What to expect from new digital tax

Consumers and businesses alike eagerly await more details on what exactly it will look like


During the recent midterm review of the 11th Malaysia Plan, the government sent its clearest signal yet that it plans to introduce a new tax on “online transactions”.

Now consumers and businesses alike eagerly await more details on what exactly this new tax will look like and how much it will cost them.

The upcoming Budget 2019 might provide more details. But what are the options for imposing a new tax on the digital economy? What could the impact be?

The first thing to recognise is that Malaysia is not alone in considering this question. Around the world, countries are looking at different options to impose new digital taxes.

Often, the argument goes that digital companies don’t pay enough tax, but is this really true? Not according to research by the European Centre for International Political Economy, which found that contrary to popular opinion, global effective tax rates for digital companies were the same as — if not higher than — traditional companies.

At a roundtable on digital tax hosted by the Institute for Democracy and Economic Affairs (IDEAS) last month, the general consensus in the room was that how much tax is being paid is no longer the issue.

Instead, in Europe and elsewhere, politicians are now arguing that digital companies should pay tax in the countries where the products are consumed, not just where they are made.

They argue that digital services, like social media, fundamentally depend on the participation of users and therefore should pay tax in the jurisdiction where their users are based.

There is a disagreement on this issue globally, but perhaps the more important point is that this isn’t so much a disagreement between countries and the industry over how much tax is paid, but rather a disagreement between countries who the tax is paid to. In other words, how to allocate tax from the digital economy between countries.

This means that the only resolution can come from agreement between countries, which is why the Organisation for Economic Cooperation and Development has put together a task force to consider the issues and submit a report in 2020.

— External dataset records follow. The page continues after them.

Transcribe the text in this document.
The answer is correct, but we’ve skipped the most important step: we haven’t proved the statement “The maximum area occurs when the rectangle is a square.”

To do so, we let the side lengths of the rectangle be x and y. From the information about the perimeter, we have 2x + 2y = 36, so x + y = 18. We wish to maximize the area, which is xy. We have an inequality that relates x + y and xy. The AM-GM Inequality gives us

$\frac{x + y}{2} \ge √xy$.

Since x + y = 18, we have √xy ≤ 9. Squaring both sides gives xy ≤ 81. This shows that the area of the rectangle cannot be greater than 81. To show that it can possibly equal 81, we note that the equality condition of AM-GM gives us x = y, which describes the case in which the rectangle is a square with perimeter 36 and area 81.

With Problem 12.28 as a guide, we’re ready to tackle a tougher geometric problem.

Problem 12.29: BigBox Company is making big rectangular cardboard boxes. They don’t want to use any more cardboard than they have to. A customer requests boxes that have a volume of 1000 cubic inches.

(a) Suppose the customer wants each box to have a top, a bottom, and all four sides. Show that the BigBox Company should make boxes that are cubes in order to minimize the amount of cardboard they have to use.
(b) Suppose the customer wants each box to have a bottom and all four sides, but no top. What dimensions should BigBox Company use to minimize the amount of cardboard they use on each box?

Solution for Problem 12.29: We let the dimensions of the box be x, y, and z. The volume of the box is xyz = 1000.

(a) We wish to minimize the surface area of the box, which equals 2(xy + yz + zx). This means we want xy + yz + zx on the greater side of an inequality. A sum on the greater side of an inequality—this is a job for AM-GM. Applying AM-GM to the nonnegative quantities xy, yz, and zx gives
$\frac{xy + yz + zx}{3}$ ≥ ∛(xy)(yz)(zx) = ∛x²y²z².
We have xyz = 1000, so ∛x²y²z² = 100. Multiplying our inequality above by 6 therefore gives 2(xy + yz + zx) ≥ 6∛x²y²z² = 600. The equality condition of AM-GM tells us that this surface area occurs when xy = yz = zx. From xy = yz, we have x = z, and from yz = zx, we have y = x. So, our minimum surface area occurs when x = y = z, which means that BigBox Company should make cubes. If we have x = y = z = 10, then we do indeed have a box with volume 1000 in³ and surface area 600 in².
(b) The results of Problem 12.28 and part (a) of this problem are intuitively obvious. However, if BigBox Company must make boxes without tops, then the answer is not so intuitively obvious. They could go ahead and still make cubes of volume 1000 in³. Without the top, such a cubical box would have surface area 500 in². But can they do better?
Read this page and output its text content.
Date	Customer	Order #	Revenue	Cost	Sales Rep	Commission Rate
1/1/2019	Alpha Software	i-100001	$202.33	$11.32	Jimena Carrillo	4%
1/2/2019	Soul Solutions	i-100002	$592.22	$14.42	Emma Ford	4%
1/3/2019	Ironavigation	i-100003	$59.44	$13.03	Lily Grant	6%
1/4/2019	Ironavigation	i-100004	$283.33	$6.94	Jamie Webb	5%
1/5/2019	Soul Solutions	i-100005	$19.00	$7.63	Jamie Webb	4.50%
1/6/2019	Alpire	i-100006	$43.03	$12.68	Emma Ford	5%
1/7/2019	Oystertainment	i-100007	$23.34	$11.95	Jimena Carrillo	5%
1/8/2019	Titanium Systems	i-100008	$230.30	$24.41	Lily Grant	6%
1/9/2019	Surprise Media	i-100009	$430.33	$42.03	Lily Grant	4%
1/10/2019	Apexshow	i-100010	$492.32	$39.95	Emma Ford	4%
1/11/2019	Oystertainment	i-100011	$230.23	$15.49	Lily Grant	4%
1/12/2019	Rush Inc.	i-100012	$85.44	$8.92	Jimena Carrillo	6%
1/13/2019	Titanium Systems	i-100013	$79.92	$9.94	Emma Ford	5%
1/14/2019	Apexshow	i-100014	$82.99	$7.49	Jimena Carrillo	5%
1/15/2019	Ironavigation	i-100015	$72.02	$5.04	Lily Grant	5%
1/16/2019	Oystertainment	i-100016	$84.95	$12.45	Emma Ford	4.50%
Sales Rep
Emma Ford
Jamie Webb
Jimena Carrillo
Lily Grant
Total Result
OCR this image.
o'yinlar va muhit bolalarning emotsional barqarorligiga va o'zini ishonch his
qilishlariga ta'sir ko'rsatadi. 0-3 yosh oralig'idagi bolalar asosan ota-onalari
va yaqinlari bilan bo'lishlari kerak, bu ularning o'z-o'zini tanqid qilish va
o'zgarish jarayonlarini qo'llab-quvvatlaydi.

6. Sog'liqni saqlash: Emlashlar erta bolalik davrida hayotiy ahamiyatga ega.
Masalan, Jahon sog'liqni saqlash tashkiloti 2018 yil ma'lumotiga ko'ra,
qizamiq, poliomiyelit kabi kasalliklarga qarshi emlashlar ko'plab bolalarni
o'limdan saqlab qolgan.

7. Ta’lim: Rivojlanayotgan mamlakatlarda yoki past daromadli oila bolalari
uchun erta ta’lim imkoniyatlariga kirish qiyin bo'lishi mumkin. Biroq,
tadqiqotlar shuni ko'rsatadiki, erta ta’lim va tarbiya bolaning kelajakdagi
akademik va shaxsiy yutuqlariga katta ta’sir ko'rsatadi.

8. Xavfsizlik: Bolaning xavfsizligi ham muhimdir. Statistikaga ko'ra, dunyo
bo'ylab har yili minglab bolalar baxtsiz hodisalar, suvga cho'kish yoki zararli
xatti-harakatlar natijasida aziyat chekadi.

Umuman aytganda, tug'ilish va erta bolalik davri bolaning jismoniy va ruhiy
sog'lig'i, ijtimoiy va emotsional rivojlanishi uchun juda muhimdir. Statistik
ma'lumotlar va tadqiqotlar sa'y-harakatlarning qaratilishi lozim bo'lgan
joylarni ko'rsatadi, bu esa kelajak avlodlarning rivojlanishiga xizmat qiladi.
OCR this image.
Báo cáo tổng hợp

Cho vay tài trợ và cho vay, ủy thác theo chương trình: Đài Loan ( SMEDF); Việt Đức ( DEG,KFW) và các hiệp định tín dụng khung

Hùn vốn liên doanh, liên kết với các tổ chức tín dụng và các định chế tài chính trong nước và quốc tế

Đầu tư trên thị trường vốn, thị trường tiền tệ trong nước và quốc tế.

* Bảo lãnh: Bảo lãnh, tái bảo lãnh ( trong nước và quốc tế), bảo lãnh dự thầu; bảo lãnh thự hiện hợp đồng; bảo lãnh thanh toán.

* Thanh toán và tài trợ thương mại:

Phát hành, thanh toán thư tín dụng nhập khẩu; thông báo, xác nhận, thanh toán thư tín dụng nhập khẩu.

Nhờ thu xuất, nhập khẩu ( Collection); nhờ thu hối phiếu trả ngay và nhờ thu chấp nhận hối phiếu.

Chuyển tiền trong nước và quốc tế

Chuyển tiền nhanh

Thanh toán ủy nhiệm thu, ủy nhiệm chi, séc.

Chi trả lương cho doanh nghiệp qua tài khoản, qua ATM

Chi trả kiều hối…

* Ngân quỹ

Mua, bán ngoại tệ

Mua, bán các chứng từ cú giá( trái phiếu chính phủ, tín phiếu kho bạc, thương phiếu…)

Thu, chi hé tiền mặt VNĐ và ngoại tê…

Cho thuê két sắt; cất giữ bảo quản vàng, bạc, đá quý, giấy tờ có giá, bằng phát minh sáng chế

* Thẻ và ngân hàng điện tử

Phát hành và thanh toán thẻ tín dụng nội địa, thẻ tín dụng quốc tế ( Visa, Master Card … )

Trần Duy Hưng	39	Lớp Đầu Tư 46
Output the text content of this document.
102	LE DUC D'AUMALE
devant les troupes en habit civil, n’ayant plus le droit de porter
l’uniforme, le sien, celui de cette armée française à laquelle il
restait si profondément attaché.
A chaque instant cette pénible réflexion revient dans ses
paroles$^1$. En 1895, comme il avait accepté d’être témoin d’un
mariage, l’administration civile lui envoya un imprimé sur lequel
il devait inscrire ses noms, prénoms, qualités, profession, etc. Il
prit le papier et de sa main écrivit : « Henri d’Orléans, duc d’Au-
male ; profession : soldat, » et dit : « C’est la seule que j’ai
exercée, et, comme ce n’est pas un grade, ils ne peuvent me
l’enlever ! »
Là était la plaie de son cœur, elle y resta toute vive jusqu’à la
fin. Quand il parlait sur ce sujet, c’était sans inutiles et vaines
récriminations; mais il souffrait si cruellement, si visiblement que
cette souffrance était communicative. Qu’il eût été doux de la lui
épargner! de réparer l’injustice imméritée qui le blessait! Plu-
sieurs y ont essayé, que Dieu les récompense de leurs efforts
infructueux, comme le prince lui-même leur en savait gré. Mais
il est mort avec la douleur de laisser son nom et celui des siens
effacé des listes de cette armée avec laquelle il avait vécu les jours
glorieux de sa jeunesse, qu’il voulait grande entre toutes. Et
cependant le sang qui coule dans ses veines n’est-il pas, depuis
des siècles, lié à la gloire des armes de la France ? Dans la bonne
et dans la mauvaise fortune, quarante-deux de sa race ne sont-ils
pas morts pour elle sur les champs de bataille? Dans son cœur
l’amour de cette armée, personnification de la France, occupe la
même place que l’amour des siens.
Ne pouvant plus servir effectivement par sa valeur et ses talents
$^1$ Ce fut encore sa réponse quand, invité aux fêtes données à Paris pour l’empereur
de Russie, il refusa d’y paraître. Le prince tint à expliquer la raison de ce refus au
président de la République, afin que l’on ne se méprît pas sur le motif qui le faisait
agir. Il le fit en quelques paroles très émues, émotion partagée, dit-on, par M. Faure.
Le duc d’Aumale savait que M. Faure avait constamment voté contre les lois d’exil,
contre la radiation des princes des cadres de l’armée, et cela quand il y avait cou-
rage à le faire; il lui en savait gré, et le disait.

But some countries are not prepared to wait for that and are pressing ahead with their own unilateral measures. Or trying to at least.

Given the legal murkiness of claiming additional taxes on this basis, these new taxes could be quickly challenged for creating instances of double taxation — where the same profits are taxed twice.

If Malaysia chooses to go down the path of imposing a unilateral direct tax on foreign digital companies, other countries might do the same.

This would introduce new costs for Malaysia’s exporters and act as a brake on digital trade.

At the end of the day, Malaysia has a relatively small domestic market and thrives when it is open to trade and investment, and when Malaysian companies can go out in the world to compete. A digital tax risks that openness.

A less controversial choice would be to expand the scope of indirect taxes to cover digital goods and services from abroad.

This approach — to tax the consumption, not the profits — is consistent with existing tax principles and is the approach being taken by many countries worldwide, including Singapore.

Implementation is tricky though, with Malaysia only recently having reverted back to the Sales and Services Tax (SST); reforming it to cover foreign digital companies would add significantly to the Royal Malaysian Customs Department’s to-do list.

Still, it would certainly be easier than trying to develop a whole new tax which could fall at the first hurdle.

But what about the impact of these taxes? How would they shape the development of the digital economy in Malaysia? First off, the price of digital goods and services would likely increase.

This would impact the price of digital goods and services for consumers — subscriptions to services like Spotify and Netflix, as well as one-off purchases on e-commerce platforms.

It would also drive up prices for businesses in Malaysia, particularly small businesses and start-ups that use online platforms, such as cloud computing or social media, both for advertising and sales.

Naturally, this would be expected to slow growth in the digital economy. One advantage with expanding SST to cover foreign supplied digital goods and services is that it would level the playing field with domestic providers who are already subject to SST.

It would also send a less negative signal on digital trade than a new direct tax as it represents a less radical option.

It would, however, still increase the costs for consumers and businesses in Malaysia in all the ways spelled out above.

As one start-up put it at the roundtable, in many cases there are no local alternative providers for the services they need, so a new tax wouldn’t change their behaviour, but just increase their costs.

So, since there are no easy options, it then becomes a question of priority — yes, the government needs revenue, but is the digital economy the place to get it?

Few believe that there is no waste in Malaysia’s public spending; already the new government has been able to slash the cost of procurement deals and there are certain to be more savings that can be achieved.

Shouldn’t that be addressed first before we start introducing new costs for start-ups and exporters?

But assuming the government does decide to press ahead with a new tax, it is important to get it right.

The signs are that the government will go with the less problematic option of expanding the scope of SST, which is encouraging news.

But whatever direction the government takes, consultation with the industry will be crucial to ensure that design and implementation is as smooth as possible. Hopefully, the government will provide further clarity on their plans soon.

Laurence Todd is the director of research at IDEAS. The views expressed are of the writer and do not necessarily reflect the views of the newspaper’s owners and editorial board.